- Should have taken a longer nap. I was almost asleep, at a reasonable hour, too, when the tornado sirens went off last night. Must. drag. self. out. of. bed. Tornado warnings, god I hate them. Garry and Amanda don't have a basement, so we all headed down to ours. Poor Jackie, he went from being curled up on the bed, face tucked under a paw, to fighting against the horror of the cat carrier. Four adults, four cats, one damp, hot basement. Lots of thunder and lightning, lots of sirens, no damage. Unless you count the fact that I got very little sleep last night. There must be a good reason to live in tornado alley, but I'll be damned if I know what it is.
- My boss can't drive. Period. I swear to god he was snoring on the way down to Tell City, which isn't good since he was the one driving. He almost killed us on the way home today, pulling into traffic w/out looking, at the exact same intersection he almost killed us at last time I let him drive home. I don't know if he's just inattentive, or what. But I'm definitely saying, "Dude, give me the keys" next time.
- As it turns out, "ironical" is a word. However, I still think someone should tell Celine Dion that most people say "Isn't it ironic?" not "Isn't it ironical?"
- Signs you're a total geek: after you look up a word in the dictionary, you spend the next 20 minutes looking for other interesting words, reading each and every derivation outloud to your partner. Double geek points if you can actually produce an equivalent Greek-derived English word for every Latin-derived English word you find worth pronouncing.

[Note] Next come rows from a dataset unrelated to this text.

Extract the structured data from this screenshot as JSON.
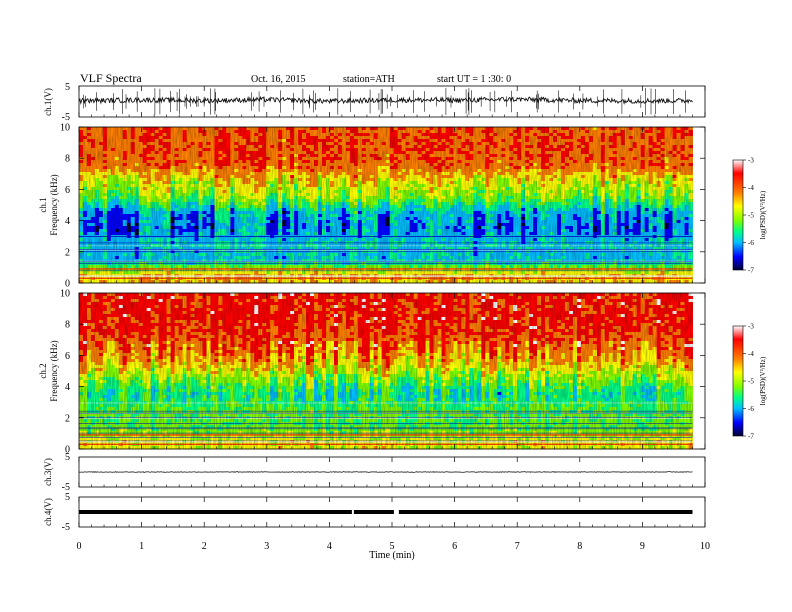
{
  "header": {
    "title": "VLF Spectra",
    "date": "Oct. 16, 2015",
    "station": "station=ATH",
    "start": "start UT =  1 :30: 0"
  },
  "colorbar": {
    "label": "log(PSD)(V²/Hz)",
    "ticks": [
      "-3",
      "-4",
      "-5",
      "-6",
      "-7"
    ]
  },
  "chart_data": [
    {
      "type": "line",
      "name": "ch.1(V)",
      "ylabel": "ch.1(V)",
      "ylim": [
        -5,
        5
      ],
      "y_ticks": [
        "5",
        "-5"
      ],
      "x": [
        0,
        1,
        2,
        3,
        4,
        5,
        6,
        7,
        8,
        9,
        9.8
      ],
      "values": [
        0.2,
        0.5,
        0.3,
        0.6,
        0.1,
        0.5,
        0.4,
        0.7,
        0.3,
        0.2,
        0.3
      ],
      "color": "#111111"
    },
    {
      "type": "heatmap",
      "name": "ch.1",
      "ylabel": "ch.1 Frequency (kHz)",
      "ylim": [
        0,
        10
      ],
      "y_ticks": [
        "0",
        "2",
        "4",
        "6",
        "8",
        "10"
      ],
      "x_range": [
        0,
        9.8
      ],
      "colorscale": [
        "#000033",
        "#0000ff",
        "#00bfff",
        "#00ff88",
        "#80ff00",
        "#ffff00",
        "#ff8000",
        "#ff0000",
        "#ffffff"
      ],
      "zlim": [
        -7,
        -3
      ],
      "frequency_profile_logPSD": [
        {
          "f": 0.5,
          "v": -4.3
        },
        {
          "f": 1.5,
          "v": -5.9
        },
        {
          "f": 2.5,
          "v": -5.8
        },
        {
          "f": 3.5,
          "v": -6.2
        },
        {
          "f": 4.5,
          "v": -6.0
        },
        {
          "f": 5.5,
          "v": -5.0
        },
        {
          "f": 6.5,
          "v": -4.6
        },
        {
          "f": 7.5,
          "v": -3.9
        },
        {
          "f": 8.5,
          "v": -3.8
        },
        {
          "f": 9.5,
          "v": -3.8
        }
      ]
    },
    {
      "type": "heatmap",
      "name": "ch.2",
      "ylabel": "ch.2 Frequency (kHz)",
      "ylim": [
        0,
        10
      ],
      "y_ticks": [
        "0",
        "2",
        "4",
        "6",
        "8",
        "10"
      ],
      "x_range": [
        0,
        9.8
      ],
      "colorscale": [
        "#000033",
        "#0000ff",
        "#00bfff",
        "#00ff88",
        "#80ff00",
        "#ffff00",
        "#ff8000",
        "#ff0000",
        "#ffffff"
      ],
      "zlim": [
        -7,
        -3
      ],
      "frequency_profile_logPSD": [
        {
          "f": 0.5,
          "v": -4.6
        },
        {
          "f": 1.5,
          "v": -5.2
        },
        {
          "f": 2.5,
          "v": -5.2
        },
        {
          "f": 3.5,
          "v": -5.6
        },
        {
          "f": 4.5,
          "v": -5.0
        },
        {
          "f": 5.5,
          "v": -4.3
        },
        {
          "f": 6.5,
          "v": -3.9
        },
        {
          "f": 7.5,
          "v": -3.7
        },
        {
          "f": 8.5,
          "v": -3.6
        },
        {
          "f": 9.5,
          "v": -3.6
        }
      ]
    },
    {
      "type": "line",
      "name": "ch.3(V)",
      "ylabel": "ch.3(V)",
      "ylim": [
        -5,
        5
      ],
      "y_ticks": [
        "5",
        "-5"
      ],
      "x": [
        0,
        9.8
      ],
      "values": [
        0,
        0
      ],
      "color": "#333333"
    },
    {
      "type": "line",
      "name": "ch.4(V)",
      "ylabel": "ch.4(V)",
      "ylim": [
        -5,
        5
      ],
      "y_ticks": [
        "5",
        "-5"
      ],
      "x": [
        0,
        9.8
      ],
      "values": [
        0,
        0
      ],
      "color": "#000000"
    }
  ],
  "x_axis": {
    "label": "Time (min)",
    "ticks": [
      "0",
      "1",
      "2",
      "3",
      "4",
      "5",
      "6",
      "7",
      "8",
      "9",
      "10"
    ],
    "xlim": [
      0,
      10
    ]
  }
}
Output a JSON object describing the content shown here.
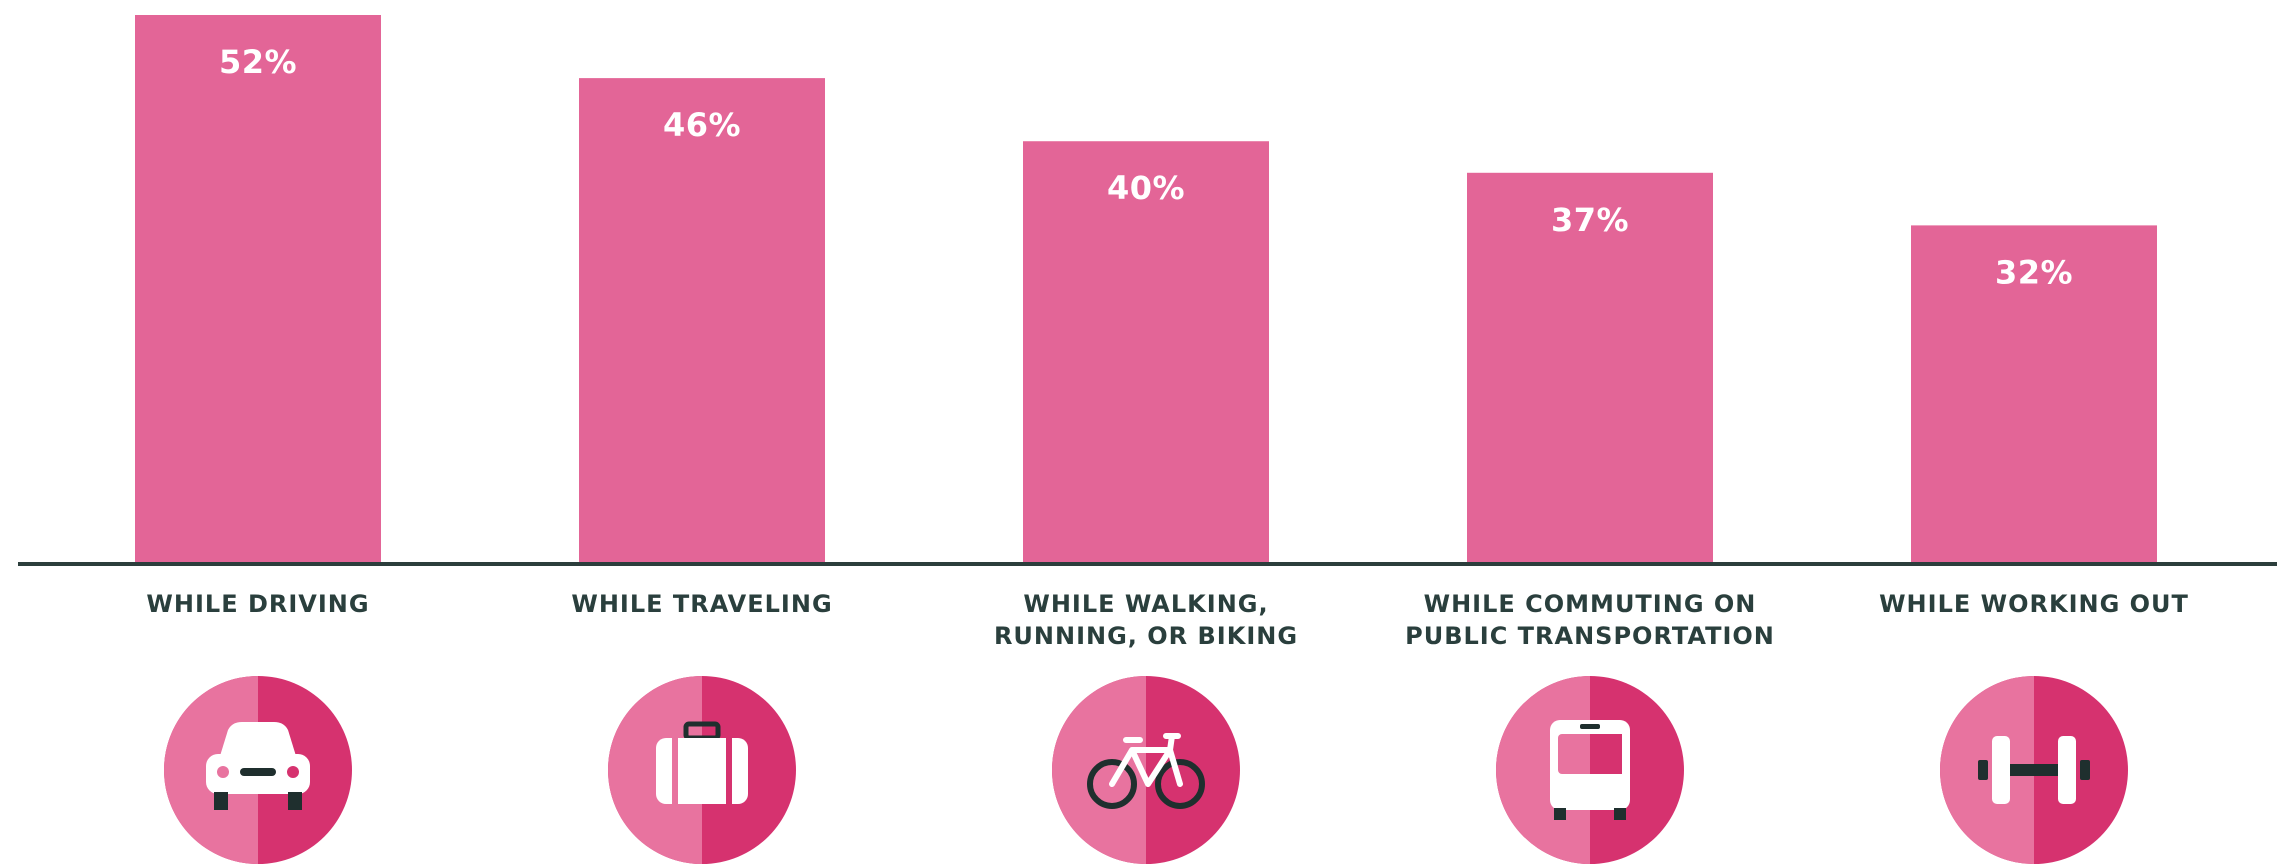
{
  "chart_data": {
    "type": "bar",
    "title": "",
    "xlabel": "",
    "ylabel": "",
    "ylim": [
      0,
      52
    ],
    "grid": false,
    "categories": [
      [
        "WHILE DRIVING"
      ],
      [
        "WHILE TRAVELING"
      ],
      [
        "WHILE WALKING,",
        "RUNNING, OR BIKING"
      ],
      [
        "WHILE COMMUTING ON",
        "PUBLIC TRANSPORTATION"
      ],
      [
        "WHILE WORKING OUT"
      ]
    ],
    "values": [
      52,
      46,
      40,
      37,
      32
    ],
    "value_labels": [
      "52%",
      "46%",
      "40%",
      "37%",
      "32%"
    ],
    "icons": [
      "car-icon",
      "suitcase-icon",
      "bicycle-icon",
      "bus-icon",
      "dumbbell-icon"
    ]
  },
  "colors": {
    "bar": "#e36597",
    "axis": "#2c3e3c",
    "label": "#2a3f3d",
    "icon_light": "#e8739f",
    "icon_dark": "#d6326f",
    "icon_glyph": "#ffffff",
    "icon_detail": "#1f2f2e"
  }
}
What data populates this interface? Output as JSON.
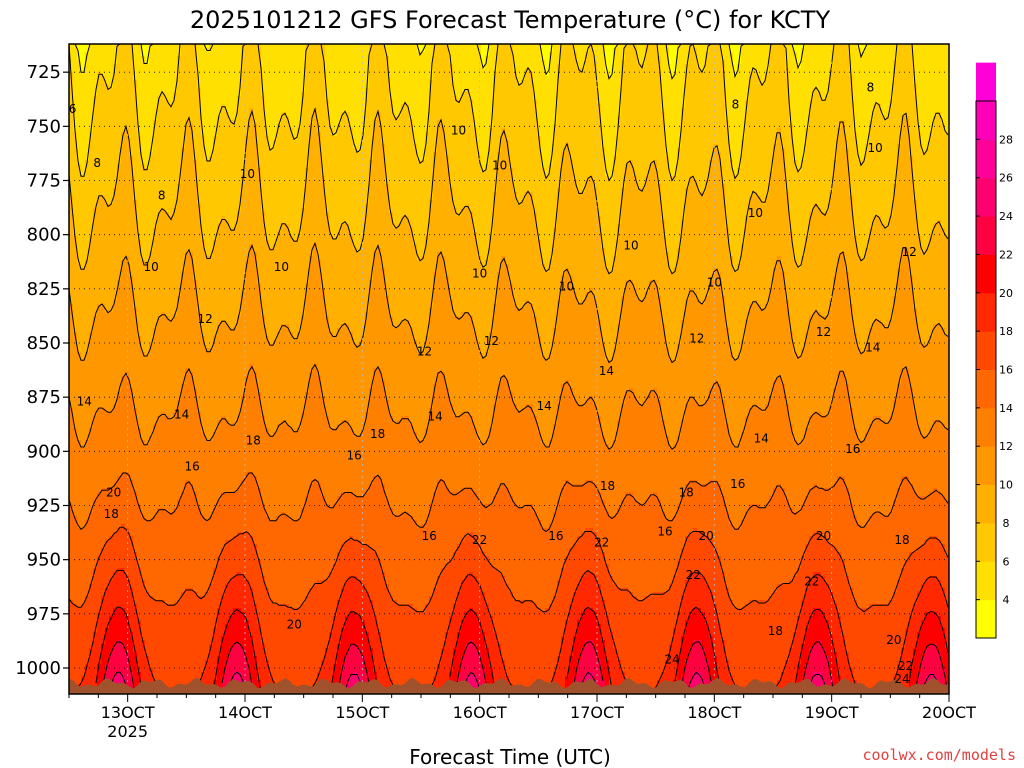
{
  "title": "2025101212 GFS Forecast Temperature (°C) for KCTY",
  "xlabel": "Forecast Time (UTC)",
  "credit": "coolwx.com/models",
  "colors": {
    "ground": "#a0522d",
    "bands": [
      "#ffff00",
      "#ffe000",
      "#ffc800",
      "#ffb000",
      "#ff9800",
      "#ff8000",
      "#ff6800",
      "#ff4800",
      "#ff2800",
      "#ff0000",
      "#ff0040",
      "#ff0070",
      "#ff0098",
      "#ff00b8",
      "#ff00d8"
    ]
  },
  "chart_data": {
    "type": "heatmap",
    "title": "2025101212 GFS Forecast Temperature (°C) for KCTY",
    "xlabel": "Forecast Time (UTC)",
    "ylabel": "",
    "y_axis": "pressure (hPa), inverted",
    "ylim": [
      1012,
      712
    ],
    "yticks": [
      725,
      750,
      775,
      800,
      825,
      850,
      875,
      900,
      925,
      950,
      975,
      1000
    ],
    "xticks": [
      {
        "label": "13OCT",
        "sub": "2025"
      },
      {
        "label": "14OCT",
        "sub": ""
      },
      {
        "label": "15OCT",
        "sub": ""
      },
      {
        "label": "16OCT",
        "sub": ""
      },
      {
        "label": "17OCT",
        "sub": ""
      },
      {
        "label": "18OCT",
        "sub": ""
      },
      {
        "label": "19OCT",
        "sub": ""
      },
      {
        "label": "20OCT",
        "sub": ""
      }
    ],
    "xlim_days": [
      12.5,
      20.0
    ],
    "colorbar": {
      "levels": [
        4,
        6,
        8,
        10,
        12,
        14,
        16,
        18,
        20,
        22,
        24,
        26,
        28
      ],
      "min": 2,
      "max": 30
    },
    "contour_labels": [
      {
        "text": "6",
        "day": 12.53,
        "p": 742
      },
      {
        "text": "8",
        "day": 12.74,
        "p": 767
      },
      {
        "text": "8",
        "day": 13.29,
        "p": 782
      },
      {
        "text": "10",
        "day": 13.2,
        "p": 815
      },
      {
        "text": "10",
        "day": 14.02,
        "p": 772
      },
      {
        "text": "10",
        "day": 14.31,
        "p": 815
      },
      {
        "text": "10",
        "day": 15.82,
        "p": 752
      },
      {
        "text": "10",
        "day": 16.17,
        "p": 768
      },
      {
        "text": "10",
        "day": 16.0,
        "p": 818
      },
      {
        "text": "10",
        "day": 17.29,
        "p": 805
      },
      {
        "text": "10",
        "day": 16.74,
        "p": 824
      },
      {
        "text": "10",
        "day": 18.0,
        "p": 822
      },
      {
        "text": "10",
        "day": 18.35,
        "p": 790
      },
      {
        "text": "10",
        "day": 19.37,
        "p": 760
      },
      {
        "text": "8",
        "day": 18.18,
        "p": 740
      },
      {
        "text": "8",
        "day": 19.33,
        "p": 732
      },
      {
        "text": "12",
        "day": 13.66,
        "p": 839
      },
      {
        "text": "12",
        "day": 15.53,
        "p": 854
      },
      {
        "text": "12",
        "day": 16.1,
        "p": 849
      },
      {
        "text": "12",
        "day": 17.85,
        "p": 848
      },
      {
        "text": "12",
        "day": 18.93,
        "p": 845
      },
      {
        "text": "12",
        "day": 19.66,
        "p": 808
      },
      {
        "text": "14",
        "day": 12.63,
        "p": 877
      },
      {
        "text": "14",
        "day": 13.46,
        "p": 883
      },
      {
        "text": "14",
        "day": 15.62,
        "p": 884
      },
      {
        "text": "14",
        "day": 16.55,
        "p": 879
      },
      {
        "text": "14",
        "day": 17.08,
        "p": 863
      },
      {
        "text": "14",
        "day": 18.4,
        "p": 894
      },
      {
        "text": "14",
        "day": 19.35,
        "p": 852
      },
      {
        "text": "16",
        "day": 13.55,
        "p": 907
      },
      {
        "text": "16",
        "day": 14.93,
        "p": 902
      },
      {
        "text": "16",
        "day": 15.57,
        "p": 939
      },
      {
        "text": "16",
        "day": 16.65,
        "p": 939
      },
      {
        "text": "16",
        "day": 17.58,
        "p": 937
      },
      {
        "text": "16",
        "day": 18.2,
        "p": 915
      },
      {
        "text": "16",
        "day": 19.18,
        "p": 899
      },
      {
        "text": "18",
        "day": 12.86,
        "p": 929
      },
      {
        "text": "18",
        "day": 14.07,
        "p": 895
      },
      {
        "text": "18",
        "day": 15.13,
        "p": 892
      },
      {
        "text": "18",
        "day": 17.09,
        "p": 916
      },
      {
        "text": "18",
        "day": 17.76,
        "p": 919
      },
      {
        "text": "18",
        "day": 18.52,
        "p": 983
      },
      {
        "text": "18",
        "day": 19.6,
        "p": 941
      },
      {
        "text": "20",
        "day": 12.88,
        "p": 919
      },
      {
        "text": "20",
        "day": 14.42,
        "p": 980
      },
      {
        "text": "20",
        "day": 17.93,
        "p": 939
      },
      {
        "text": "20",
        "day": 18.93,
        "p": 939
      },
      {
        "text": "20",
        "day": 19.53,
        "p": 987
      },
      {
        "text": "22",
        "day": 16.0,
        "p": 941
      },
      {
        "text": "22",
        "day": 17.04,
        "p": 942
      },
      {
        "text": "22",
        "day": 17.82,
        "p": 957
      },
      {
        "text": "22",
        "day": 18.83,
        "p": 960
      },
      {
        "text": "22",
        "day": 19.63,
        "p": 999
      },
      {
        "text": "24",
        "day": 17.64,
        "p": 996
      },
      {
        "text": "24",
        "day": 19.6,
        "p": 1005
      }
    ]
  }
}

- Triple geek points if you go back and edit your journal entry to correct the split infinitive you noticed in the previous bullet point.
- So, Grace complained about my drumming the other day, so I decided I'd start doing some jazz beats w/the brushes instead. Jazz drumming = very hard. Worked my way through some Fred Astaire soundtracks, miscellaneous songs from two different Manhattan Transfer CDs, a big chunk of Glenn Miller, only to find out she wasn't even paying attention. Women.